Una lingua antica

Il dialetto romagnolo ha antiche origini neolatine; vi si rivelavano evidenti influenze della lingua celtica ed influssi delle parlate germaniche e dei Franchi.
Friedrich Schurr, un linguista austriaco che a lungo ha studiato il nostro dialetto, afferma che il fatto storico che gli conferì i caratteri distintivi fu il lungo isolamento politico della Romagna, durante il periodo dell’Esarcato a Ravenna. Esso assunse così la sua specificità rispetto ai dialetti del resto della zona padana sotto il dominio longobardo.

Friedrich Schurr, nel 1910, si servì di un capolavoro della letteratura dialettale, «PULON MATT», poemetto della fine del 1500 scritto nel dialetto di San Vittore di Cesena, per scoprire i mutamenti linguistici del dialetto romagnolo, confrontandolo con le parlate romagnole contemporanee.

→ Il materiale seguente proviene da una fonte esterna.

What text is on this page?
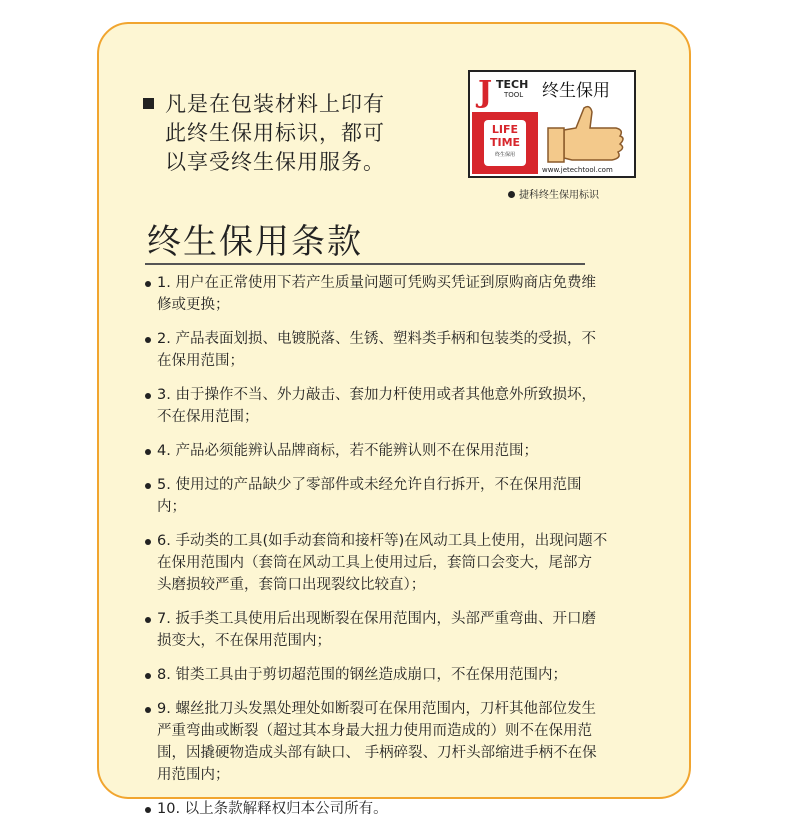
凡是在包装材料上印有
此终生保用标识，都可
以享受终生保用服务。
J TECH
TOOL 终生保用
LIFE
TIME
终生保用
www.jetechtool.com
捷科终生保用标识
终生保用条款
1. 用户在正常使用下若产生质量问题可凭购买凭证到原购商店免费维
修或更换；
2. 产品表面划损、电镀脱落、生锈、塑料类手柄和包装类的受损，不
在保用范围；
3. 由于操作不当、外力敲击、套加力杆使用或者其他意外所致损坏，
不在保用范围；
4. 产品必须能辨认品牌商标，若不能辨认则不在保用范围；
5. 使用过的产品缺少了零部件或未经允许自行拆开，不在保用范围
内；
6. 手动类的工具(如手动套筒和接杆等)在风动工具上使用，出现问题不
在保用范围内（套筒在风动工具上使用过后，套筒口会变大，尾部方
头磨损较严重，套筒口出现裂纹比较直）；
7. 扳手类工具使用后出现断裂在保用范围内，头部严重弯曲、开口磨
损变大，不在保用范围内；
8. 钳类工具由于剪切超范围的钢丝造成崩口，不在保用范围内；
9. 螺丝批刀头发黑处理处如断裂可在保用范围内，刀杆其他部位发生
严重弯曲或断裂（超过其本身最大扭力使用而造成的）则不在保用范
围，因撬硬物造成头部有缺口、 手柄碎裂、刀杆头部缩进手柄不在保
用范围内；
10. 以上条款解释权归本公司所有。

Anche grazie al ricchissimo folklore, il nostro dialetto si è tramandato oralmente di padre in figlio nella cultura contadina e in forma scritta grazie all’opera tenace di diversi studiosi.
Basti, per tutti, ricordare il maestro ERCOLANI LIBERO di Bastia (RA), morto nel 1997, autore fra l’altro dell’usatissimo Vocabolario ROMAGNOLO-ITALIANO / ITALIANO-ROMAGNOLO- ED. Del Girasole, RA, 1971.
Ultimamente un gruppo di persone, appassionate del nostro dialetto, ha dato vita ad una associazione Culturale denominata "ISTITUTO FRIEDRICH SCHÜRR", per la valorizzazione del patrimonio culturale romagnolo.